Gone are the bids for exclusive publishing rights to baby bump photos. Social media has given stars the power to control their own brands, and they’re not looking back.

Beyoncé may have slayed the ubiquitous tabloid baby announcement once and for all. Or at least inflicted the fatal wound.

After avoiding the spotlight for eight weeks, Beyoncé sent shockwaves around the world last week when she announced that she is expecting twins. And she did it the way more and more celebrities are choosing to do so: on Instagram.

Gone are the bids for exclusive publishing rights to baby bump photos on magazine covers or TV. Social media has given stars the power to control their own brands, and they’re not looking back.

And it’s not just pregnancy announcements. Kim Kardashian West revealed the first photos of Saint West — which in the past could have commanded a hefty payout — not in a publication, but on her social media accounts.

Queen B’s announcement generated more than 10 million Instagram likes and a half million comments, in addition to being the lead story on every major entertainment outlet that day.

This boy is getting a little sister. A human sister. ☺️ She'll make her first appearance tomorrow at #Confirmation.

“In the past, it would be this competition about who is going to get it — People, Us, a TV outlet — but this way they don’t have to answer to anyone, they can just do it themselves,” Ian Drew, entertainment director at Us Weekly, told BuzzFeed News. “They get all the news out there and then we are able to further repost and share their announcement on our social media and our website, which gives them an even bigger platform, and everyone picks it up.”

And that, experts say, can be far more lucrative than a one-time contract with a magazine or network, because the bigger their social reach, the more money they can command for sponsored or paid posts. For someone like Kardashian, that price tag can be well over seven figures.

The talent doesn’t care that a million people are going to be reading this article.

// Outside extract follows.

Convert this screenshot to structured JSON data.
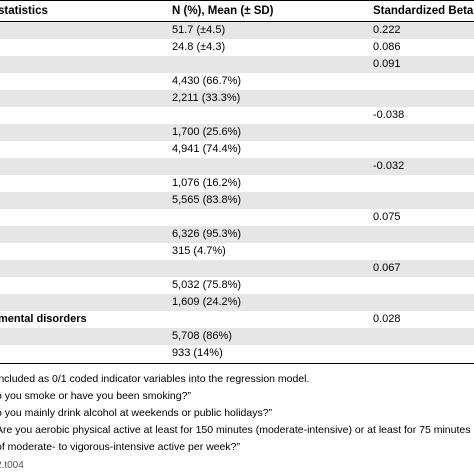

“Instead of them doing a deal with a magazine and saying, 'We will give you exclusive rights for $100,000,' they would rather do it on their own social media platform…they are bringing people into their life so they will continue as an audience for when they have a career announcement to make,” said Michael Heller, CEO of Talent Resources, who cut his teeth in the industry brokering multimillion-dollar deals for everything from baby pictures to exclusive interviews.

“The talent doesn’t care that a million people are going to be reading this article,” he added. “What they care about is that a million people are following their social media…they are bypassing the mainstream media.”

Exclusively posting a big life moment — a pregnancy, wedding, or engagement — brings new people into a celebrity’s social media sphere. And the prevalence of Facebook, Twitter, Snapchat, and Instagram has created more avenues for them to reach a wider audience.

It also eliminates having to deal with highly competitive media organizations, said Rob Silverstein, executive producer of Access Hollywood.

Merry Christmas from my family to yours!

“If you have a big announcement or pictures, and you just give it to one outlet, you can upset other outlets — ‘Why did you pick them?’ and that kind of nonsense,” he said.

Public attitudes on profiting directly off of children, who are now seen far less in paparazzi photos, have also changed.

Silverstein said he doesn't see first-baby exclusive photo deals much anymore, unless the money is being donated to charity. “To me, it feels like you are making money off your kid, and that is distasteful to me,” he said.

Elizabeth Chambers, who has two children with her actor husband Armie Hammer, agreed.

“You are bringing a human into this world,” Chambers told BuzzFeed News. “I don’t think you can put a price on that. It is so personal that it would be weird to shop around details about the most sacred thing — this child’s birth.”

Social media has also become the dominant space for baby news as media outlets become more reluctant to break personal news involving a child. While it was widely speculated behind closed doors that Amal and George Clooney were expecting, entertainment outlets kept off the news until Julie Chen confirmed it on CBS’s The Talk.

“We as a show have a policy, even if we know someone is pregnant, we don’t out them until they want it announced,” Silverstein said.

It all adds up to more control for celebrities.

“It is here now,” he said, “and it is going to continue to grow.”